While I agree that innovation often occurs as a result of counter-intuitive thinking and that organizations that encourage conformity (ie. government or universities) are seldom outstanding at innovation, are we not missing the point that a very small percentage of the population has tremendous impact on society and will alter our lives in ways that are unimaginable.

 
At 5/28/2008 8:34 AM, Anonymous Anonymous said...

The impact of paradigm shifts amd discontinuous progress in science are elaborated in the influential work of contemporary American philosopher Thomas Kuhn "The Structure of Scientific Revolutions".

According to Kuhn, there are inexplicable periods of paradigm-shifting scientific revolution.

I agree with that view. "Normal" uniiversity research cannot and will not contribute to scientific and technological revolution because is according to Kuhn it is conducted within the framework of "business as usual".

Notice that I refer to scientific and technological revolution in the sense of a paradigm shift, not common research that has a definitive output.

 
At 5/28/2008 6:35 PM, Anonymous Anonymous said...

"cannot and will not"

While I am inclined to agree that it is more difficult for a university (or any large organization for that matter), it is by no means certain that a university "cannot and will not" ever produce scientific and technological innovations. You have presented insufficient evidence to support such a conclusion.

 
At 5/29/2008 8:24 AM, Anonymous Anonymous said...

"You have presented insufficient evidence to support such a conclusion."

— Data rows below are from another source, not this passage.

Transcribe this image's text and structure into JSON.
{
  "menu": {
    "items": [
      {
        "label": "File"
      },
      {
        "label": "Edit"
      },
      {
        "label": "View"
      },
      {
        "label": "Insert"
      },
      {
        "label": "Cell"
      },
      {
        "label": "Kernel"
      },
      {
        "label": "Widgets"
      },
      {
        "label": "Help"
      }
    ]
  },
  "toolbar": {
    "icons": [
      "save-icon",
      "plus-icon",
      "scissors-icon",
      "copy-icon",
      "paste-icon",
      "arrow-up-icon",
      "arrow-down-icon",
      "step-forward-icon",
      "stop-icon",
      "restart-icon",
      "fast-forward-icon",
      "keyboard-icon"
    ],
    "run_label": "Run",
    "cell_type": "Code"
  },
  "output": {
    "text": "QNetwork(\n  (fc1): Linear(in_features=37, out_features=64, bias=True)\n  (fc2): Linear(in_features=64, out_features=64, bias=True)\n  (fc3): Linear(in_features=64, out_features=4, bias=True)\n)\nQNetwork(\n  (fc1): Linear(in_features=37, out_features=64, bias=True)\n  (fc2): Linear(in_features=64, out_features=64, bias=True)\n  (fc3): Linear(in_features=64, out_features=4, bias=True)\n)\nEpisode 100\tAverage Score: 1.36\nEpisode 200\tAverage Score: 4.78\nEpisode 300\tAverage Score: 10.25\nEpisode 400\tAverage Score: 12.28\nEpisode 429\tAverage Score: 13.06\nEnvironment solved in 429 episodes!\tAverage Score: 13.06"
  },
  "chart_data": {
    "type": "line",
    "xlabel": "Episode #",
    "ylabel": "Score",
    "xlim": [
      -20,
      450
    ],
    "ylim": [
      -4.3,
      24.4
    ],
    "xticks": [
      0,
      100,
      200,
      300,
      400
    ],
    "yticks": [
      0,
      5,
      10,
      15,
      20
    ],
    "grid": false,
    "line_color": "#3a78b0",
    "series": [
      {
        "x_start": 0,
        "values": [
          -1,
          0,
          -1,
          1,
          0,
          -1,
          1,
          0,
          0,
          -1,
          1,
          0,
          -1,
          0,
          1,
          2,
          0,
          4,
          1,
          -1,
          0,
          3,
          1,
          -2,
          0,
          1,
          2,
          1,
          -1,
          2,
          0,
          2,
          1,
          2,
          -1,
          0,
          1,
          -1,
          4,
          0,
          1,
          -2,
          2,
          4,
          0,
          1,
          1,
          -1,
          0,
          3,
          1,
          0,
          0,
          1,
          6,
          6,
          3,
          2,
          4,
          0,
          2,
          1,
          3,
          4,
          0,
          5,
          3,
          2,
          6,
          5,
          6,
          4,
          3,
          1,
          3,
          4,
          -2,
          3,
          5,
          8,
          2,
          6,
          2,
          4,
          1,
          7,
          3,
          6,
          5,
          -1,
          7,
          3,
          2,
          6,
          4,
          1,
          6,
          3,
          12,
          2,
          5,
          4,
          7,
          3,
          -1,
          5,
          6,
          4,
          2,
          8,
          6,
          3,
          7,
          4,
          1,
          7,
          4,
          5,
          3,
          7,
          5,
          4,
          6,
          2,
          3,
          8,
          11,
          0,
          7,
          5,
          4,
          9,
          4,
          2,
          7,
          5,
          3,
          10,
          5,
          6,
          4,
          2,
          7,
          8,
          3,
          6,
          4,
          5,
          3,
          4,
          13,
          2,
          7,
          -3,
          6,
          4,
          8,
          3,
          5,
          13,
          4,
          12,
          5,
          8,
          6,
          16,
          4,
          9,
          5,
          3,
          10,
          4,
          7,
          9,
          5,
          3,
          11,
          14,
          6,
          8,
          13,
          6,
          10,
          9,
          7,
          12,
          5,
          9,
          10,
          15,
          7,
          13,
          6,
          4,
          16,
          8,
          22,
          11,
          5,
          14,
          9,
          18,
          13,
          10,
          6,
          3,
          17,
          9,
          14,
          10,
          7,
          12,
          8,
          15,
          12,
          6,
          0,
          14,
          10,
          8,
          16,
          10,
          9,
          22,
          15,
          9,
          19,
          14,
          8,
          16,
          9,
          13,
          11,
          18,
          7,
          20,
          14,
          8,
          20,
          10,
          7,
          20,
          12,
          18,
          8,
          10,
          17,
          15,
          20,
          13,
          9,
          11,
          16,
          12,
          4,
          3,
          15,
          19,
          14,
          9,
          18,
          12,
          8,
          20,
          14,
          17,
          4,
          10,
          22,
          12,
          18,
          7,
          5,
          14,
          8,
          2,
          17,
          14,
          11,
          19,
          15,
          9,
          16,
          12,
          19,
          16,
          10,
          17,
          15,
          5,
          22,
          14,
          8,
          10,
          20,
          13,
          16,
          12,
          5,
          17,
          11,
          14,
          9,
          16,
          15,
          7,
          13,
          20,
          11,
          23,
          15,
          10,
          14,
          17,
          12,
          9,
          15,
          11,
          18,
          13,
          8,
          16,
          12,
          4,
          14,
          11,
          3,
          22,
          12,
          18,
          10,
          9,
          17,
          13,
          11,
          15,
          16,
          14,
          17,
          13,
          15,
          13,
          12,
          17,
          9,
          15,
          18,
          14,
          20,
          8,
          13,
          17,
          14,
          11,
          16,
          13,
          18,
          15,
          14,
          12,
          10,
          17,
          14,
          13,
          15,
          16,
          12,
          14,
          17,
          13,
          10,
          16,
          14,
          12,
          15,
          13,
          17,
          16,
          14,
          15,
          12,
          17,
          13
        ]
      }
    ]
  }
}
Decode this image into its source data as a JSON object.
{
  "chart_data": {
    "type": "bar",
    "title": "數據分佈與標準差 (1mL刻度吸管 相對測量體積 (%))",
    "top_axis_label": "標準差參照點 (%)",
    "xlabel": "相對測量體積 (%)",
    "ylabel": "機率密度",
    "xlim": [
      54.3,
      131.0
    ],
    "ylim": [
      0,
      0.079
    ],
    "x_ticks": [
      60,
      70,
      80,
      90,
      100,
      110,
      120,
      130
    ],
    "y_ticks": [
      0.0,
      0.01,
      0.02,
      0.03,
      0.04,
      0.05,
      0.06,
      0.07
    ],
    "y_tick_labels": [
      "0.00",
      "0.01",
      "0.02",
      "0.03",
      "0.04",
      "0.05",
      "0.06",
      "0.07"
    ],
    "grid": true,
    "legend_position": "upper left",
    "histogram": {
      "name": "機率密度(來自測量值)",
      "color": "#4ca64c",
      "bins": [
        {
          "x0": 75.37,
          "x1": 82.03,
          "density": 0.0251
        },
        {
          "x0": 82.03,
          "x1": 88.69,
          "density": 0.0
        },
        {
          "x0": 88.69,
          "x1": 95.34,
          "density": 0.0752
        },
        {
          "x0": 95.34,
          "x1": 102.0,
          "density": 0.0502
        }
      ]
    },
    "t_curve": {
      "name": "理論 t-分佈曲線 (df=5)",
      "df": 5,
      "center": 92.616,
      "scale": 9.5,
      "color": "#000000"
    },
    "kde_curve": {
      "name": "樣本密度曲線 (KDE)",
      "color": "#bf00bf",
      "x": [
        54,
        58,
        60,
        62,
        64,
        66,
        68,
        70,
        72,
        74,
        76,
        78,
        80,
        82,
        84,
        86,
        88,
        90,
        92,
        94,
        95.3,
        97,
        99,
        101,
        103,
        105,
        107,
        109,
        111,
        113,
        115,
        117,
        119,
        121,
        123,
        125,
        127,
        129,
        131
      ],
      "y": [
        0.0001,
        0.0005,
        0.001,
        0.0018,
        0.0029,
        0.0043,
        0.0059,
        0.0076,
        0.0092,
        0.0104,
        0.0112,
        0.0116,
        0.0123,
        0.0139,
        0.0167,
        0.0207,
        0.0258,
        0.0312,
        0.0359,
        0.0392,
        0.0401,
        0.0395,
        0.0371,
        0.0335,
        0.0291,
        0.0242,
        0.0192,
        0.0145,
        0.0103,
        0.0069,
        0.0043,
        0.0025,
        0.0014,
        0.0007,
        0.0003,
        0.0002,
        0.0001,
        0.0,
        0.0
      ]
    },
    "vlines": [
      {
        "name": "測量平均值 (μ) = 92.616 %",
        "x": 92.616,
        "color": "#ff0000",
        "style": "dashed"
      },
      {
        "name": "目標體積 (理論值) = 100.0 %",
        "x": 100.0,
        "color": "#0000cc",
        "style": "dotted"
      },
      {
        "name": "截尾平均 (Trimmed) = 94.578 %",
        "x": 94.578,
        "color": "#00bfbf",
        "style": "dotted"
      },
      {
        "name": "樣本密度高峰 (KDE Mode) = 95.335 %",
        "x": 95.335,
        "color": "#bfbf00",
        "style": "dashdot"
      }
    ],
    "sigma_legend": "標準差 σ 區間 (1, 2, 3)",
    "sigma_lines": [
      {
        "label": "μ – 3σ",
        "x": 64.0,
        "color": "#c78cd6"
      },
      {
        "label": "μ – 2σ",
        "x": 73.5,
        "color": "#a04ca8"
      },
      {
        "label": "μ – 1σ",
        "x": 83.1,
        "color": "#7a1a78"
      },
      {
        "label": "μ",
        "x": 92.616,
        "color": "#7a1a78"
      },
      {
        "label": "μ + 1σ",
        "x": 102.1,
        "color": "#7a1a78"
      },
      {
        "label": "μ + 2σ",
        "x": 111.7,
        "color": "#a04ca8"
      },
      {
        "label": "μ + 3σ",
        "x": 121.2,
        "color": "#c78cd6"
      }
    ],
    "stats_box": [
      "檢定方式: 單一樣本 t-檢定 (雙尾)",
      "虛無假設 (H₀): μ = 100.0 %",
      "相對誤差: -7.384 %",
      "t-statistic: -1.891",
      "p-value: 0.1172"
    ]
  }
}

You might have missed the point. Universities do create technological innovation. They hardly create revolutions, is the point made.

The evidence is inductive in nature. If you are looking for certainty you are not going to get it. Look at most major innovation, starting from relativity theory in early 1900 to transistor, IC, MS-DOS, etc. Nothing of that came out because of university research.